In these sedges the short, densely flowered spikes are round or oblong and are borne rather closely together at the summit of the stem. Fescue Sedge blooms in spring and early summer and is most frequently seen in dry soil.
The above species of the genus Carex are but a few of the most common sedges that may be found in many locations from Canada to the Gulf.
The majority of these plants bloom during spring and summer, although many of them retain their ripened seeds during the autumn months.
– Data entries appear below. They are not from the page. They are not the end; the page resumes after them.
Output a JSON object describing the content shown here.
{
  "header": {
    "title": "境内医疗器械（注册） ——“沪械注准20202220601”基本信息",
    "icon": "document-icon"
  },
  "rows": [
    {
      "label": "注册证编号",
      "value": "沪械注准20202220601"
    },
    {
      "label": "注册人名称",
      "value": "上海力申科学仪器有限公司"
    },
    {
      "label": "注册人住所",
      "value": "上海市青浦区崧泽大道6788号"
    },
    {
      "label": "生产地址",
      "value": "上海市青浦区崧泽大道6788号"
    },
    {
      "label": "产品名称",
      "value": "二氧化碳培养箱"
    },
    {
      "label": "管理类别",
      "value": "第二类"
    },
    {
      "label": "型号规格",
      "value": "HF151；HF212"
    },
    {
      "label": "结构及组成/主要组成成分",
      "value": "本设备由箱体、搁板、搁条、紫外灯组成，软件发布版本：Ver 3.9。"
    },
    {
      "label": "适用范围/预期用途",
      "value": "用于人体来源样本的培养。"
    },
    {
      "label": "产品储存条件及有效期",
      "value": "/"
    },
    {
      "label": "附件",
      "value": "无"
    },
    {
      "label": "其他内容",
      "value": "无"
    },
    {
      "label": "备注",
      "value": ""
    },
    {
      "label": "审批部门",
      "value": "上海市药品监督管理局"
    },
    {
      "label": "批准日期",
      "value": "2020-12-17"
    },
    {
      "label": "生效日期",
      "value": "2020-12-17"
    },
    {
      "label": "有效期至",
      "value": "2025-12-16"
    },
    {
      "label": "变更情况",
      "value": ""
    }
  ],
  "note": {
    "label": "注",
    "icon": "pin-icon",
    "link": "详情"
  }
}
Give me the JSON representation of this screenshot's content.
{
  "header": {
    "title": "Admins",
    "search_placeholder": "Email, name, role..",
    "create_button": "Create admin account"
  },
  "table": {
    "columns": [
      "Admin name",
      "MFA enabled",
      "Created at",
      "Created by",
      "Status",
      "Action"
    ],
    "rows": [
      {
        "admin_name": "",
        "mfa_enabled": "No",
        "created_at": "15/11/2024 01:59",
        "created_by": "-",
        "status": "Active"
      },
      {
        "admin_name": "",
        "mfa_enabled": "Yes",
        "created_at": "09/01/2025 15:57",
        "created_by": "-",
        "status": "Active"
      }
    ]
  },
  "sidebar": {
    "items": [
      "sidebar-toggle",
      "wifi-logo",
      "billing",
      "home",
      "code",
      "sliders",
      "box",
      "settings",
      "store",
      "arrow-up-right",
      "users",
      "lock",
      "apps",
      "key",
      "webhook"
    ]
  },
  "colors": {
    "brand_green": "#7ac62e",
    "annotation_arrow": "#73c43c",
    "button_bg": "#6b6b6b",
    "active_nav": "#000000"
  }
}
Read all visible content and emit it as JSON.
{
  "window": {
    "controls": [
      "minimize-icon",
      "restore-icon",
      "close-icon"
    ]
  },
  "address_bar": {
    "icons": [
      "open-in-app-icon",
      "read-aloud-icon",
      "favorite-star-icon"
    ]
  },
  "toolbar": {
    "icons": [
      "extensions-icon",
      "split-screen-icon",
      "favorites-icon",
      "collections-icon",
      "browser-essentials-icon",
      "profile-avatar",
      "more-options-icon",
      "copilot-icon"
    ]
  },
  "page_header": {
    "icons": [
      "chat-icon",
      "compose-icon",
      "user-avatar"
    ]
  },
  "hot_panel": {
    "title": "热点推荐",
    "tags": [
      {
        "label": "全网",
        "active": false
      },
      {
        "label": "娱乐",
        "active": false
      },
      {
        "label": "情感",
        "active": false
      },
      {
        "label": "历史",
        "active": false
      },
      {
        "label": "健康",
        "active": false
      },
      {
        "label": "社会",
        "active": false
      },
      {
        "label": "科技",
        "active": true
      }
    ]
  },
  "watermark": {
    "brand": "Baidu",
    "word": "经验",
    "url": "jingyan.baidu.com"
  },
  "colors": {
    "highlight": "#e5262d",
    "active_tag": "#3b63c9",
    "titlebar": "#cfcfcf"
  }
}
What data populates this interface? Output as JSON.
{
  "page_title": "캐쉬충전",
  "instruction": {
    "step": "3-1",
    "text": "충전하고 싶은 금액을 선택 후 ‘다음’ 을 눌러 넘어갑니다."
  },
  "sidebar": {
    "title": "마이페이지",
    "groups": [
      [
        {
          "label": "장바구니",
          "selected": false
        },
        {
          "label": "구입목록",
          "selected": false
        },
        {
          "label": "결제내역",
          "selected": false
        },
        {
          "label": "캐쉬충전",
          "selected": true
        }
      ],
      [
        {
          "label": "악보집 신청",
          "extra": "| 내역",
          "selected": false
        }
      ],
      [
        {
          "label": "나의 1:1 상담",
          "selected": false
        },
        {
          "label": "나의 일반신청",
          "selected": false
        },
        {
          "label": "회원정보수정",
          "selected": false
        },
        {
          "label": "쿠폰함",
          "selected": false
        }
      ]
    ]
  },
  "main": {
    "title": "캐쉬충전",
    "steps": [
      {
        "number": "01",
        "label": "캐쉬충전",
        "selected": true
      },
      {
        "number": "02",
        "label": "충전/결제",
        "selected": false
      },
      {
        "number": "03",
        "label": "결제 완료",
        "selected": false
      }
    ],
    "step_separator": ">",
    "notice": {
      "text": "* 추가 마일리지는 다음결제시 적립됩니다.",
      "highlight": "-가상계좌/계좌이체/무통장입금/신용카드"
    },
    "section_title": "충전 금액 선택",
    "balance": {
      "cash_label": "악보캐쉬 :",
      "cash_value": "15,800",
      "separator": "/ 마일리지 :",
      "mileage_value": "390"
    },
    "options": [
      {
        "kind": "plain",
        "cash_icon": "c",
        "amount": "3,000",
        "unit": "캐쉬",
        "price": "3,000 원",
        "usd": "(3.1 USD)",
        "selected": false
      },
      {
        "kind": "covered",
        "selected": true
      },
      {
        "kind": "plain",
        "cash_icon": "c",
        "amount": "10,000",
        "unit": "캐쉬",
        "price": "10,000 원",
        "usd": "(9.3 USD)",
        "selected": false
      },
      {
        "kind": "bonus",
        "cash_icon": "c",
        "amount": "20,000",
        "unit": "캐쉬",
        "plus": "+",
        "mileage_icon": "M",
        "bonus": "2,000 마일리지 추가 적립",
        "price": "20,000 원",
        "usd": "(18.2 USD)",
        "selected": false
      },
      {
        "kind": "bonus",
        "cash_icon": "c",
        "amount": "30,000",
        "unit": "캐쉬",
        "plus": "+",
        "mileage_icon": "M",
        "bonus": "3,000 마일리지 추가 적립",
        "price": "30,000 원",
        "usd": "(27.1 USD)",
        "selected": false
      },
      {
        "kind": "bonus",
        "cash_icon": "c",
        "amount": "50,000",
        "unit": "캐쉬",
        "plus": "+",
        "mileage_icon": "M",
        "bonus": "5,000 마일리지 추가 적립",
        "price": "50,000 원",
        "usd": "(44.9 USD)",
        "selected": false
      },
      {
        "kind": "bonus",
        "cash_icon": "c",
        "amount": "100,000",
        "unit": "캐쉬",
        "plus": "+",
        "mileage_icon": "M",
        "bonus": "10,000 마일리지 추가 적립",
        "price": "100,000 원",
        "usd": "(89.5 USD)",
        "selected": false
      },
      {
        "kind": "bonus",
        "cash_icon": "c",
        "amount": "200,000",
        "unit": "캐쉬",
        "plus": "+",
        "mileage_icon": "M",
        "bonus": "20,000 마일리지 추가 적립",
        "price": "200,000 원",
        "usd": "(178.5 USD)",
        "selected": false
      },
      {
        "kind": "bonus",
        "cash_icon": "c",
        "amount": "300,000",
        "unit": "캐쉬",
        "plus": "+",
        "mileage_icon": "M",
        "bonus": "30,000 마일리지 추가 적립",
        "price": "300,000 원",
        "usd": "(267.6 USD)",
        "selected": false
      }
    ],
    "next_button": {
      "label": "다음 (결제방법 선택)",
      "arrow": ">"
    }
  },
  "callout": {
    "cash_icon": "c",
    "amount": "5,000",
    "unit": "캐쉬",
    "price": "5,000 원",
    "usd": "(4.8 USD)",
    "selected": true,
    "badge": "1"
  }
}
The sedges, no less than the grasses, have developed many interesting peculiarities of structure which aid in transporting the seeds to new fields: a few of the sedges growing in dry soil show wing-margined seed-pouches that are easily carried by the wind; some bear rough pouches that catch on passers-by and are carried far; sedges of marshlands often float their seeds in inflated sacs along the water's surface or buoy them by corky growths to which the base of the seed is attached.
None of Nature's children are so lowly that she neglects to prepare them for the world-long struggle for existence, and the methods which these humble forms have developed in order to enter into successful competition with the crowding life around them show the restless energy of living matter in its effort to exist and to perpetuate itself in life.